Viviamo in un paese democratico, pensiamo che il nostro futuro sia democratico; rischiamo di dare ragione al Fukuyama della fine della storia.
Ma forse un approfondimento è necessario.
Intanto se leggiamo i rapporti di Freedom House, l’ente indipendente che studia la situazione della democrazia mondiale, vediamo che sono diminuiti gli stati democratici e che molti diritti umani sono misconosciuti e calpestati.
Ma anche il nostro paese si trova davanti a problemi seri: almeno due.
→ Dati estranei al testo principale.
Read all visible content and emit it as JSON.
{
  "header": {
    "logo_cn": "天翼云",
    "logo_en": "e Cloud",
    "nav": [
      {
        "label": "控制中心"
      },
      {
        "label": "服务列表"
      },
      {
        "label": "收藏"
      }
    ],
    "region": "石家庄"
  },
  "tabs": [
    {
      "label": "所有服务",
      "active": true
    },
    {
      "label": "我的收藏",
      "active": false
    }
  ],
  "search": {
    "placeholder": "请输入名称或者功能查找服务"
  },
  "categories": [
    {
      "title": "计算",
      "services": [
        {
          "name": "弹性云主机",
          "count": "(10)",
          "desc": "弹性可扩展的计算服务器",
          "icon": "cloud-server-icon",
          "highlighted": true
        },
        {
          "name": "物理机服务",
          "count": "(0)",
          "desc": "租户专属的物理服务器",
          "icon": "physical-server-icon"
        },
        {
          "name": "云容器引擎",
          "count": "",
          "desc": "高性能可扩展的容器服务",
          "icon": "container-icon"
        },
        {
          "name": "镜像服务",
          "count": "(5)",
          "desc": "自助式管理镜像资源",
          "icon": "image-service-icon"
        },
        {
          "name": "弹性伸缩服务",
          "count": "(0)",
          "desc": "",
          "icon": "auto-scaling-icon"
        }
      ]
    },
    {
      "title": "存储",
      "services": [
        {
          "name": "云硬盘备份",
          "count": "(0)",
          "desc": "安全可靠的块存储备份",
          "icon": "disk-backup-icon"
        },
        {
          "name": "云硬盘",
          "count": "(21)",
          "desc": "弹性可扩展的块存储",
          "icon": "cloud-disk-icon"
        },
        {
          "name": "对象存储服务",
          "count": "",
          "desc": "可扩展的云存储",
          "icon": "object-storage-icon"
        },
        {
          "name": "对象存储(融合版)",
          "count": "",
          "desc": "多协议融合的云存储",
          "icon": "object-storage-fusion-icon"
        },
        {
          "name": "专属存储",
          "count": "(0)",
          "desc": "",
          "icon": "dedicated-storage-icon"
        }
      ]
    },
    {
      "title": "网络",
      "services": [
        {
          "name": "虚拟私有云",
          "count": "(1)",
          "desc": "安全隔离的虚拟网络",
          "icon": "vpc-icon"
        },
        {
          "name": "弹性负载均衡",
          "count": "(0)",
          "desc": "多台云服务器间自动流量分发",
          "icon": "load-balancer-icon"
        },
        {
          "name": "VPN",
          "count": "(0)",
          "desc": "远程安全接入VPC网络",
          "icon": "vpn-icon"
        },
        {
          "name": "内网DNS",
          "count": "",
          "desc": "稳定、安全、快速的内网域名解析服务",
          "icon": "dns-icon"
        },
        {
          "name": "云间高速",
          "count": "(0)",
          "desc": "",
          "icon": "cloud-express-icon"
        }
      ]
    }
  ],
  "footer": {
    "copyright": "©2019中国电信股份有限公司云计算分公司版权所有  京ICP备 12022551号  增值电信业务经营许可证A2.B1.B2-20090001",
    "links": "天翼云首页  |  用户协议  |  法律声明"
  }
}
- Innanzitutto, abbiamo un problema storico. Le masse popolari si sono affacciate alla democrazia solo per un momento nel 1919/20, ma è arrivato subito il fascismo. Dunque, l’inserimento delle2 masse nella democrazia del paese è avvenuto solo dopo l’ultima guerra, con la Resistenza, la Costituzione e i partiti di massa. In pratica 90 anni dopo l’unità d’Italia. Si è fatto molto in quegli anni, ma molto rimane da fare e soprattutto il processo sembra interrotto e non sappiamo bene come possa essere ripreso.
- Le maggiori difficoltà attuali provengono senza dubbio dalla globalizzazione, ua globalizzazione senza regole. In verità una regola l’economia mondiale la possiede, è quella della concorrenza sfrenata, “race to bottom”: corsa al ribasso, ribasso dei salari, dei contratti, delle condizioni di lavoro. È sufficiente guardare alla situazione di oggi, al costo dell’energia, all’inflazione, alle difficoltà in cui si trovano molti. Viviamo in una situazione dove sono possibili continui peggioramenti e questa situazione tende a diventare permanente.
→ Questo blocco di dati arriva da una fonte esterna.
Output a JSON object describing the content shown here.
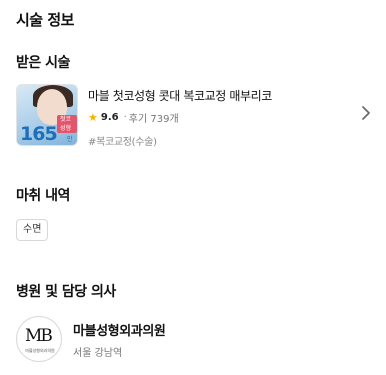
{
  "page": {
    "title": "시술 정보"
  },
  "procedure_section": {
    "title": "받은 시술",
    "item": {
      "thumbnail": {
        "tag_text": "첫코성형",
        "price": "165",
        "price_unit": "만"
      },
      "name": "마블 첫코성형 콧대 복코교정 매부리코",
      "rating": "9.6",
      "separator": "·",
      "review_text": "후기 739개",
      "tag": "#복코교정(수술)",
      "colors": {
        "star": "#f5b400"
      }
    }
  },
  "anesthesia_section": {
    "title": "마취 내역",
    "chip": "수면"
  },
  "hospital_section": {
    "title": "병원 및 담당 의사",
    "logo_text": "MB",
    "logo_subtext": "마블성형외과의원",
    "name": "마블성형외과의원",
    "location": "서울 강남역"
  }
}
Se ieri c’era fiducia nel progresso, adesso si guarda al futuro piuttosto come a un pericolo, una minaccia, qualcosa di cui si ha paura: si teme di andare indietro, di perdere.
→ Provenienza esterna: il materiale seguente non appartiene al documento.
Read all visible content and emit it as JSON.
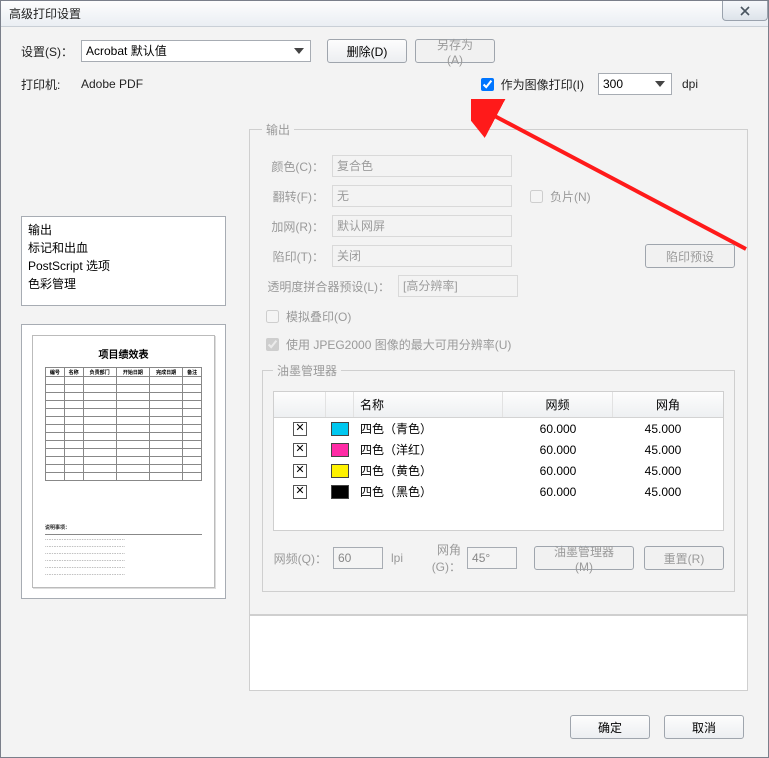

Viviamo in una società che ha paura: e la democrazia è strettamente connessa alla società, a questa società che ha paura.
La democrazia cresce meglio quando c’è sviluppo, perché ci sono meno conflitti ed è più facile andare d’accordo.
E poi per noi una volta lo sviluppo non era solo economico, ma anche sociale, umano, civile.
La democrazia all’origine non era tanto un regime, quanto una realtà di una società di eguali (pensiamo all’America del 1776).
L’eguaglianza dei cittadini era un fattore essenziale, era la natura stessa della democrazia.
E sappiamo come invece nel nostro paese negli ultimi 20 anni sia costantemente cresciute la diseguaglianza e la povertà.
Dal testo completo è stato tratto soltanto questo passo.